しかし、おふたりから話を伺っていたように、それらFachärzte für Orthopädieは、評判が良いので、すぐには予約が取れません。中には、「今空いているのは、2月になります。」というところも。これは極端な例ですが、早いところでも、3週間後ぐらいに、ようやく、予約が取れるといった感じでした。

しかし、今痛いのに、今後3週間も痛みを我慢するというのは、結構つらいこと。色々聞いた話によると、急患を断ることは出来ないようになっているので、予約なしでも、診てくれる場合もあるらしいのです。ただし、その場合は、待合室で、何時間も待たされることは、ざらのようです。私の場合、座っているのがつらいのに、何時間も待たされるというのは避けたいところ。

これまた、話に寄れば、München中心部よりは、郊外へ行くほど、予約は取りやすくなるとです。したがって、München中心部の、評判の良いFachärzte für Orthopädieで予約を取ることは諦め、まずは自宅近くで、Fachärzte für Orthopädieを捜すことにします。私の自宅は、München中心部からは、電車で10分ほどの、やや外れたところにあるのです。

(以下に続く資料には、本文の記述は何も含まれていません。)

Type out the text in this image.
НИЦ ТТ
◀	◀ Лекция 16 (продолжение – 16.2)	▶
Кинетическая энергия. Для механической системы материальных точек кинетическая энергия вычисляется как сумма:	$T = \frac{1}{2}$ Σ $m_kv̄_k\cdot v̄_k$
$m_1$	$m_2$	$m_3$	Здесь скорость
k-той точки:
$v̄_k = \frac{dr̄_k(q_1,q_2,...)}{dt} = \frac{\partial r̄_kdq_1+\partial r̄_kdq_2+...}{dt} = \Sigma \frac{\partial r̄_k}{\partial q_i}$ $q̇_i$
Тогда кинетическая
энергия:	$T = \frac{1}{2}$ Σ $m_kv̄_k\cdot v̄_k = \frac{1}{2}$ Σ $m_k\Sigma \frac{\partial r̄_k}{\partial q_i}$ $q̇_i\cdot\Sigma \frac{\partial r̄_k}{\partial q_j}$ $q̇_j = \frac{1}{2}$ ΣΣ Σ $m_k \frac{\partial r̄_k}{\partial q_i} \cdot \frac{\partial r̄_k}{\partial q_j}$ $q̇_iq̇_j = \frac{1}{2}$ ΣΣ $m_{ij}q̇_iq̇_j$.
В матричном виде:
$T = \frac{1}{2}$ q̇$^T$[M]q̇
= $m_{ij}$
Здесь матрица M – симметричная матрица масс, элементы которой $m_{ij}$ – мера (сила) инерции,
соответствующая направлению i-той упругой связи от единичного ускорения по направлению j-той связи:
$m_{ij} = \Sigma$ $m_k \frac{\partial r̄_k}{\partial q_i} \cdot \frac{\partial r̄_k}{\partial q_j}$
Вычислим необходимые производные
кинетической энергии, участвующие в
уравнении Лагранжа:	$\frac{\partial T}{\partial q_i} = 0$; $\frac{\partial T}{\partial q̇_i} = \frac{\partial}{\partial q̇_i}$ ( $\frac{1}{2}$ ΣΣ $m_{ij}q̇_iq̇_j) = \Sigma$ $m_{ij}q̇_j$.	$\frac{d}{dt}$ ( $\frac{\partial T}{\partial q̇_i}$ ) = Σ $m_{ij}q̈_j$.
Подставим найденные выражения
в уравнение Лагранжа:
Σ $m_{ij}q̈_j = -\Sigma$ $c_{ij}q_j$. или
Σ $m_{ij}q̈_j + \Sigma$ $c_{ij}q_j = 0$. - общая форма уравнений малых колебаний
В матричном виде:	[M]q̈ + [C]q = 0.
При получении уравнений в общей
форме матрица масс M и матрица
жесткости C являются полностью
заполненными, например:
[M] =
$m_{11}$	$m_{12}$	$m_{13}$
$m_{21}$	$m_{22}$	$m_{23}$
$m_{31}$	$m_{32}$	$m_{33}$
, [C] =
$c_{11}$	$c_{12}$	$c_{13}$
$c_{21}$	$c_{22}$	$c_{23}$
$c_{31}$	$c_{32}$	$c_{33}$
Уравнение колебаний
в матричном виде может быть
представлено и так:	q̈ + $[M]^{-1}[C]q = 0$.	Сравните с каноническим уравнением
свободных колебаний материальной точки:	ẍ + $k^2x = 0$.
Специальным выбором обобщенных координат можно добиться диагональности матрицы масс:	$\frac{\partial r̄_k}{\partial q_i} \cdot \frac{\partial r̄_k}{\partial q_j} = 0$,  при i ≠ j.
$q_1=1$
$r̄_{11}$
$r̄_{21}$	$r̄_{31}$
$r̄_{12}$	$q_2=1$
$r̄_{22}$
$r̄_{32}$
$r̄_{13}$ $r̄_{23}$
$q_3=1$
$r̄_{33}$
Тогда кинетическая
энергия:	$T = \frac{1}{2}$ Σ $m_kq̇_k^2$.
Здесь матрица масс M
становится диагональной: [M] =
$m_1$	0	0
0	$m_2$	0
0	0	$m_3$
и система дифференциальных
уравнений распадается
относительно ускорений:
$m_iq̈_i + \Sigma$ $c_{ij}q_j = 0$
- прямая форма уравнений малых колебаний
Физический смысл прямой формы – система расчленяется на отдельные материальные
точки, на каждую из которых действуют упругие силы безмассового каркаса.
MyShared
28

評判などは、もう気にしないことにして、インターネットで調べることの出来る、職業別電話帳で、自宅近くにあるFachärzte für Orthopädieへと、手当たり次第に電話して、予約を取ってみることにしてみます。しかし、それでもなかなか予約はすぐには取れません。電話をすること4件目にして、ようやく、来週の火曜日に予約が取れるというFachärzte für Orthopädieがありました。火曜日は本来ならば仕事ですが、ここは仕方ありません。仕事を休むことにして、火曜日に予約を入れてもらいました。

ということで、ようやく予約が取れたのです。予約は、来週の火曜日の、10時50分から。私のドイツ語が、うまく医者に通じるのかどうかよく分かりませんが、また医者の話すことを、私がどれくらい理解できるのかよく分かりませんが、とにかく、診察を受けてこようと思います。ひどくなければよいのですが。